What I Learned From Being A Janitor


I wrote this while listening to the album “Cloudy Skies” by TOPS. It’s unseasonably warm out today and the music fits.

How you think is way more important than what you think.

A Day in the Life of a Janitor

The faintest whiff of Sprayway glass cleaner rockets me back in time. It is Saturday morning, and I am 16 years old, making $4 an hour wiping down large glass entry doors to some dingy trucking company offices in the middle of nowhere, Ohio. I spend a lot of time alone with my thoughts while I’m scraping the rust off truck bumpers (and breathing plenty of it), spraying Round-Up around the semi-truck lot while stopping to pick up abandoned piss bottles, and mowing 30 acres of meadow with a 10-foot-wide mower. I have a lot of time to think about how I don’t want to do this for the rest of my life.

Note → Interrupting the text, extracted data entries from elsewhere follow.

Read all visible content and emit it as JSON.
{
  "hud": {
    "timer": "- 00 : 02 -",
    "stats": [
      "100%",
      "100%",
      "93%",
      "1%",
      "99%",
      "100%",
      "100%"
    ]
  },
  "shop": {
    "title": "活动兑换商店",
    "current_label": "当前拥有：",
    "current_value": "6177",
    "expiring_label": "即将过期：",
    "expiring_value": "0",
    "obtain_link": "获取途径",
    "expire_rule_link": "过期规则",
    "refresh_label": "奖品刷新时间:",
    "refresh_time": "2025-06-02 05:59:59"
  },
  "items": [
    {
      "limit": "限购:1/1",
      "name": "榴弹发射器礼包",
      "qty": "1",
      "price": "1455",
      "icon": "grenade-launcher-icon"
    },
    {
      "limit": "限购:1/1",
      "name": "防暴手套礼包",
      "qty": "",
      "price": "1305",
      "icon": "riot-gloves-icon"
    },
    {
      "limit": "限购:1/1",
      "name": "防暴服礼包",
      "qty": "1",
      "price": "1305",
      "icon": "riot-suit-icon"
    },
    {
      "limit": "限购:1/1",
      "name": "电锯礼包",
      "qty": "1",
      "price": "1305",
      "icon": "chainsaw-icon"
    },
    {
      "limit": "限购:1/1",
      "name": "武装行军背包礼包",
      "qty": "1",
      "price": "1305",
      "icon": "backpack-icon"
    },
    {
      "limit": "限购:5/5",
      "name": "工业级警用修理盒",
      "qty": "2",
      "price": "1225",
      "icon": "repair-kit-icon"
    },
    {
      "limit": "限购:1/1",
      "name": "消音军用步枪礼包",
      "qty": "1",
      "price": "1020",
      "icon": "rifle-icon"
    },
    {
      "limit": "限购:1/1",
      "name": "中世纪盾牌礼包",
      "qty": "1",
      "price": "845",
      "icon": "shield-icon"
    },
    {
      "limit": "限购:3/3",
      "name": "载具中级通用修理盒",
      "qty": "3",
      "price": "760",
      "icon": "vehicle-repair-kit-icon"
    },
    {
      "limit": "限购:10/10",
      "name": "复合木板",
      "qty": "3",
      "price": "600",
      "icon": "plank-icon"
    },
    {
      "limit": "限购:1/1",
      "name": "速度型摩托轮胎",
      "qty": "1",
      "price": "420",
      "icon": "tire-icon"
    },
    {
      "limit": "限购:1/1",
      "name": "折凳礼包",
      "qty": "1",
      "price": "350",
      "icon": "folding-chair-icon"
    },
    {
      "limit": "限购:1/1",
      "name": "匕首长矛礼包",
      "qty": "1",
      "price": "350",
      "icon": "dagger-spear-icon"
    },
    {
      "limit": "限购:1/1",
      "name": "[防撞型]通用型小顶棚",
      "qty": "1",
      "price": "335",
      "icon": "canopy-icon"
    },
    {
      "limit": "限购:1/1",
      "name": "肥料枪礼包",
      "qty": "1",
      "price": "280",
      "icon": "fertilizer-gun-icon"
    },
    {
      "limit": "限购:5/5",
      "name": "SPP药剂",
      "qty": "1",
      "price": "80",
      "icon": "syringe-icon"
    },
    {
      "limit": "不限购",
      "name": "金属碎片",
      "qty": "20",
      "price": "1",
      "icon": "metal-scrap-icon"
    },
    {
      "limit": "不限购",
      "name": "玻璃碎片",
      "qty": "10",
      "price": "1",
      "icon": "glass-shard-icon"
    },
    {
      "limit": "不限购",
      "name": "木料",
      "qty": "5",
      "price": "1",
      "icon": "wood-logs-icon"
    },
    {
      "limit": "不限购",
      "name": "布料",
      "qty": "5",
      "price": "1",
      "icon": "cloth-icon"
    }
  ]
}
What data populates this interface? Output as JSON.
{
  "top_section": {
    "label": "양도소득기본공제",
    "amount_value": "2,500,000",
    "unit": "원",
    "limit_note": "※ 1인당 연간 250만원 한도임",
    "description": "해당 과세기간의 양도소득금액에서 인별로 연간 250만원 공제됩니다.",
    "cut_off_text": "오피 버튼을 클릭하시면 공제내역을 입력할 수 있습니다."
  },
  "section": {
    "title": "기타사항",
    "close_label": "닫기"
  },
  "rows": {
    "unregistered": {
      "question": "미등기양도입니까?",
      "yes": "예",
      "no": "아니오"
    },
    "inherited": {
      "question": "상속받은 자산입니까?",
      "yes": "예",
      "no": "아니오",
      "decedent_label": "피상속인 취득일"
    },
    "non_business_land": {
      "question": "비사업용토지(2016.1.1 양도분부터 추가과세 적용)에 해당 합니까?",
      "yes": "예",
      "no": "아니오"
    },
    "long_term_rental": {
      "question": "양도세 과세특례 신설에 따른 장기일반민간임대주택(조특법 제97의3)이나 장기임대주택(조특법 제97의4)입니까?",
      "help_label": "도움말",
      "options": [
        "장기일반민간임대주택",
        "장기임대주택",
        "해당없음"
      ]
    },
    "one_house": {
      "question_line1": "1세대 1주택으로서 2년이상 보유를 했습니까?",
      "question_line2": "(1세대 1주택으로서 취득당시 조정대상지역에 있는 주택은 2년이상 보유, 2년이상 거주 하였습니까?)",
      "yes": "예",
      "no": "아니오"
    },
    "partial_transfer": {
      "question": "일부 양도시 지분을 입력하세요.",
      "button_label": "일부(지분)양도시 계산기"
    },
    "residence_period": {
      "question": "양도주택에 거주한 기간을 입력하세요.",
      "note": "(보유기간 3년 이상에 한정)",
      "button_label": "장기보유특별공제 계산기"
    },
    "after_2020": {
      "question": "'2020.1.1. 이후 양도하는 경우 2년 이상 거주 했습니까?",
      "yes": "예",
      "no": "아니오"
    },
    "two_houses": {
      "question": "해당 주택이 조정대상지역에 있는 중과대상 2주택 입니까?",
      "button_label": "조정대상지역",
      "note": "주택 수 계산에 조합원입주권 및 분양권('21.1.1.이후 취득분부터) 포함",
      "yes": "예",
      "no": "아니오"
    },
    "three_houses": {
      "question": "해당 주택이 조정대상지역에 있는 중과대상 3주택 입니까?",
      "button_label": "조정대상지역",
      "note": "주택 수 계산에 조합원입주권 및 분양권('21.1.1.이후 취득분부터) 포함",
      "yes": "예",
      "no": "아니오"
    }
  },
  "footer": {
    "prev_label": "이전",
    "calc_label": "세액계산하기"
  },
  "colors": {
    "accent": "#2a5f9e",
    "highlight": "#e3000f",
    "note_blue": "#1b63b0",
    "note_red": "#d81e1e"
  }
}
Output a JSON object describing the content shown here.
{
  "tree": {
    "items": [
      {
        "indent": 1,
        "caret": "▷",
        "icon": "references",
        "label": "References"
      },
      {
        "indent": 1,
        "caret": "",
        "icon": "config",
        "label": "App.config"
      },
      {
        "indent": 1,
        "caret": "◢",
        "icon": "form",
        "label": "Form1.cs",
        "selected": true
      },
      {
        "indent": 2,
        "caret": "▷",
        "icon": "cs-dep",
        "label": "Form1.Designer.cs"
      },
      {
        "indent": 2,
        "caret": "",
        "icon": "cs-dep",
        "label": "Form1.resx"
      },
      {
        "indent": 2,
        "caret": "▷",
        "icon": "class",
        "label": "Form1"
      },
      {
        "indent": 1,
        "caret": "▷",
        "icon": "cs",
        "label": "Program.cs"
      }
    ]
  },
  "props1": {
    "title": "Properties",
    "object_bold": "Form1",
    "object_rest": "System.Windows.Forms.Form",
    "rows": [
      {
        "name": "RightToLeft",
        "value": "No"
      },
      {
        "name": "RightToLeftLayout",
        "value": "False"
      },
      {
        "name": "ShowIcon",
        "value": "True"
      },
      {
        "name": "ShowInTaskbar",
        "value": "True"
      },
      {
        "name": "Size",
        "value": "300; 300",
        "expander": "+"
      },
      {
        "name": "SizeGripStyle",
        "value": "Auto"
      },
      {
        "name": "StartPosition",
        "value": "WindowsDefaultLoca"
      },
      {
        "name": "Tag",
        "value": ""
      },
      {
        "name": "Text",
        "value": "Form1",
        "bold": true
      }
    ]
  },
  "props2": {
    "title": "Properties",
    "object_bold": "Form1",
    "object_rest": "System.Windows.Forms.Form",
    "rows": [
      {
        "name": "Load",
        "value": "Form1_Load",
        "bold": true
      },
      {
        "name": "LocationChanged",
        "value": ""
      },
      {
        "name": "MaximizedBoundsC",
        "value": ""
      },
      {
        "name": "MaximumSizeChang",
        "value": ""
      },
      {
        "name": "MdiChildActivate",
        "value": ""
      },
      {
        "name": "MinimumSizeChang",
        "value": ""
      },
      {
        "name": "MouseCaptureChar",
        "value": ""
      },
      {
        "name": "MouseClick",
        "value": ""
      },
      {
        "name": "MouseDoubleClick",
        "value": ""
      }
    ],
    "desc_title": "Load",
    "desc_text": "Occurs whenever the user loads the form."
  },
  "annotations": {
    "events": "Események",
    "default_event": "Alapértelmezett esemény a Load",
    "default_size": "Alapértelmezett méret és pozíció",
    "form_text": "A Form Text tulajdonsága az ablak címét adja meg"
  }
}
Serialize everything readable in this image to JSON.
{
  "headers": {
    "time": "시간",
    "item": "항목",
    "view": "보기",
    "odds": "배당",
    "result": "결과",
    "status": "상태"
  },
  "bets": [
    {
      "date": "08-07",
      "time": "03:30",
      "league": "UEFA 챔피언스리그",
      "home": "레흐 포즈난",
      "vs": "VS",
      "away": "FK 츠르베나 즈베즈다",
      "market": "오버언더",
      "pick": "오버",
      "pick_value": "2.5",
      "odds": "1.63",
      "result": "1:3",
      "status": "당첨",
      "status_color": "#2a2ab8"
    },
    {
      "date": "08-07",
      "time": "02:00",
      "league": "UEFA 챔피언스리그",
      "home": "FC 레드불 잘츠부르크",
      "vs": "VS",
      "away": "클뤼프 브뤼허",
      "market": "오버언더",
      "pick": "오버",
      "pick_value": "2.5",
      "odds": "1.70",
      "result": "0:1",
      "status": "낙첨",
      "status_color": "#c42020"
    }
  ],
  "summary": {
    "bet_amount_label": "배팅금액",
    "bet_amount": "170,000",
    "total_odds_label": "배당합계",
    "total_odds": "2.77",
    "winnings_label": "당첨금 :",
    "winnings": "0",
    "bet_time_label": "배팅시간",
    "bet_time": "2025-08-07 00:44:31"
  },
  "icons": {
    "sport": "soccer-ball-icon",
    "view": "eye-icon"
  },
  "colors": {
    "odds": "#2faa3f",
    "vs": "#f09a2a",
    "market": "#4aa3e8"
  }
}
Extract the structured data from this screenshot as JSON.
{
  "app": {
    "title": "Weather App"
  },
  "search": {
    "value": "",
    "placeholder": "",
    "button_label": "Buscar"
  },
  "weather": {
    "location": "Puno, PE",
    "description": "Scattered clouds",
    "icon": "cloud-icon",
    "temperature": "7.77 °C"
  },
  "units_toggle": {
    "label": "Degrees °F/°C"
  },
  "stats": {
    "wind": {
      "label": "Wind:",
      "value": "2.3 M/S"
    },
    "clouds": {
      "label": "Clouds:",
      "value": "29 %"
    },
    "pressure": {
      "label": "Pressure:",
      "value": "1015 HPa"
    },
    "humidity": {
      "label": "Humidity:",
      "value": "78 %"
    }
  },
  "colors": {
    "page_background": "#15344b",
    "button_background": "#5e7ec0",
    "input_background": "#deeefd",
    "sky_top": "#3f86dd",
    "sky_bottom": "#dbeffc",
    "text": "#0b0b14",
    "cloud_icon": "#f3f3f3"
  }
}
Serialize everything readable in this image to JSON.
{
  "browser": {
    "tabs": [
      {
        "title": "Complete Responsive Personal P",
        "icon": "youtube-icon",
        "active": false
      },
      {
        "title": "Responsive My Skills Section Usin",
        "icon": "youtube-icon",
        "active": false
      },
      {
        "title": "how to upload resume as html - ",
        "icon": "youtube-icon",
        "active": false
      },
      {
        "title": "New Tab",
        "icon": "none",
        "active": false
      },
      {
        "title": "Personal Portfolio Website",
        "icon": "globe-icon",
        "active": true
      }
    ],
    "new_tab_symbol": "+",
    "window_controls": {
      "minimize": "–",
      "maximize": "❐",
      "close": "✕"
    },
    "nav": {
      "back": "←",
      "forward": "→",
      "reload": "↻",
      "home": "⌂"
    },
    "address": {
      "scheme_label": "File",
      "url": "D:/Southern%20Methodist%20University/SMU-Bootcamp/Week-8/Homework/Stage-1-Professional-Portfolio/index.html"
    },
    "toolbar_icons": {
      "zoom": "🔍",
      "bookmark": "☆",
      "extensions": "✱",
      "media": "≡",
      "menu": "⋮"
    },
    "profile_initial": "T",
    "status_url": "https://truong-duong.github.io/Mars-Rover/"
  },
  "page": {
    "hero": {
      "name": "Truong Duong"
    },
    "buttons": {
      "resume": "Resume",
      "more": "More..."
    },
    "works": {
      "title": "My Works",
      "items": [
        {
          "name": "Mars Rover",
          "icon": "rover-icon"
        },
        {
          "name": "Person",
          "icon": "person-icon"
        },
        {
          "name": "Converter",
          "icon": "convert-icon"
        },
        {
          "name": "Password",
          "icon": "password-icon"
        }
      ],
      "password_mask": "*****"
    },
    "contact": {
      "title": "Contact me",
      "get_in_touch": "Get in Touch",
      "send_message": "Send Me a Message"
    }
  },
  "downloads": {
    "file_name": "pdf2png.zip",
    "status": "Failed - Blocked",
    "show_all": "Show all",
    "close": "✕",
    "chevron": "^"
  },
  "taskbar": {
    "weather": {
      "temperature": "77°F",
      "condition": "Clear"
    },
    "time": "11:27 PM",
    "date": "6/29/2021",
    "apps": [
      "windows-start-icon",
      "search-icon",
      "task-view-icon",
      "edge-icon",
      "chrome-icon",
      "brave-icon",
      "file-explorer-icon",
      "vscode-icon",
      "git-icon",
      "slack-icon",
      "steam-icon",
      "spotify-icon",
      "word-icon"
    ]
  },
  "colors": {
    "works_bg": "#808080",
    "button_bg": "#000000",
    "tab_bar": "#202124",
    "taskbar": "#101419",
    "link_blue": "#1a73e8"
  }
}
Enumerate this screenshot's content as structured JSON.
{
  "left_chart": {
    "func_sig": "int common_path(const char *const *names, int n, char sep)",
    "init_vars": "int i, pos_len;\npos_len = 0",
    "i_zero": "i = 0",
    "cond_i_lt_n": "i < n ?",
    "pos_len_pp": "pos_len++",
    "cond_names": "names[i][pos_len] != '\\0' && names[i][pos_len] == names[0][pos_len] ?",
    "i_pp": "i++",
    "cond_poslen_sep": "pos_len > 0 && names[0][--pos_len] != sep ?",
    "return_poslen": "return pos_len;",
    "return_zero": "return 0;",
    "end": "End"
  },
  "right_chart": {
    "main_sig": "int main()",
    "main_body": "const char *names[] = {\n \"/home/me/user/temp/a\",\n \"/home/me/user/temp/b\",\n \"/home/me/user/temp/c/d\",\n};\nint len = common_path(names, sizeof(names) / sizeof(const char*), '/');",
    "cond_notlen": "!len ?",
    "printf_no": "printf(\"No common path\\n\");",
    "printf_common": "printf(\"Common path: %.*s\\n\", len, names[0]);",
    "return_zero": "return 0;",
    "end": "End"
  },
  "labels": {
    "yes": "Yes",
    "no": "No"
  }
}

Since it’s about a decade before I’ll buy my first smartphone, I keep my mind entertained the only way I can—by thinking. As my hands perform their repetitive tasks, my mind locks onto a problem and spins out in every direction, thinking about solutions. My hands are occupied, so all of the information resides in memory. Big problems have many long hallways, stairs, levels, and doors, and my mind walks over the entire terrain with a little lantern lighting up the whole space. In this way, I etch the method of exploring problems into my consciousness with a blunt instrument—it becomes a part of me. This style of thinking becomes muscle memory. The problem spaces gradually become more complex and vast. All I have to do is utter the problem, then my mind turns into a glob of enzymes passively digesting it.

At the end of my shift, I drive my sweet champagne-colored 1999 Camry with fuzzy dice on the mirror that I can now afford to put gas in to my girlfriend’s parents’ house. By the time I arrive, the elaborate problem spaces I’ve built in my head have disintegrated and blown away. I am a teenager in love, and this state of being is incompatible with thinking.

How To Think

Speaking as someone who has seen a lot of academia, I can confidently say that college teaches you what to think. It wasn’t until I was preparing for my dissertation defense that any time was given to how to think.

The way in which I think, established while I was a janitor, is behind all of my successes.

For better or worse, the way you think is largely established between the ages of 8 and 25. By the time you’re 25, your prefrontal cortex is fully baked. You can change how you think at any time, but it’s significantly harder after your mid-20s.

How To Learn How To Think

There are two reasons we’re not taught how to think in school. First, it’s not measurable, so we can’t evaluate someone’s human worth based on a number, which makes many business-types anxious. The Druckerian mind virus has unfortunately become endemic in American culture. Second, it’s highly individualized, and schools are homogenization machines (again, “what” to think, not “how”).

Solitude and Boredom

Solitude and boredom—both in copious amounts—are the two main ingredients necessary for learning how to think. The only other thing you need is a bit of levain to get the reaction going. You can use a lot of things for levain. For me, reading works by or about Socrates, Hunter S. Thompson, Terence McKenna, Robert Anton Wilson, Jean-Paul Sartre, Charles Bukowski, Fyodor Dostoyevsky, Jack Kerouac, Timothy Leary, and J.R.R. Tolkien did the trick.

You need to be creative with sourcing and curating your levain! I was fairly isolated in a very rural part of the country in a time before social media ubiquity. I didn’t have the means to travel a lot, so I drew heavily from books. When I was a janitor, if I had $5 for either books or gas, I’d buy the book! The levain is the unique thing that has sway over what kind of thought patterns develop and become habitual—ensure that you’re feeding the brain-machine with good stuff, clean fuel.

If you trained an LLM on the authors I listed, the way it thinks would probably come out pretty similar to the way I process things. Your levain, despite being the smallest ingredient, is everything. The solitude and boredom are both necessary in huge quantities, but the mind will do its thing on the levain you’ve given it.

The scary thing about this is starting with shitty levain—like if it has mold on it or something. You’ll bake bread that tastes bad and maybe even makes you sick. I probably had a bit of mold on my levain; maybe we all do. But insofar as you’re able, you want to limit it!

What’s your levain now? Is it bad stock—comprised of watching reality TV, traveling for the Instagram photos, reading celebrity news, choosing books that reinforce your existing way of thinking, never challenging the status quo, and cooking the same food every night?

Or,

Is it turning off the TV, traveling to places you actually want to go (no matter how boring Instagram might deem them), abandoning all interest in “celebrities” precisely because they are celebrities, picking books that are antithetical to who you think you are, using your voice like a sword to question the things that nobody else has the courage to question, and cooking dishes so exotic that you can’t get the spices at Kroger?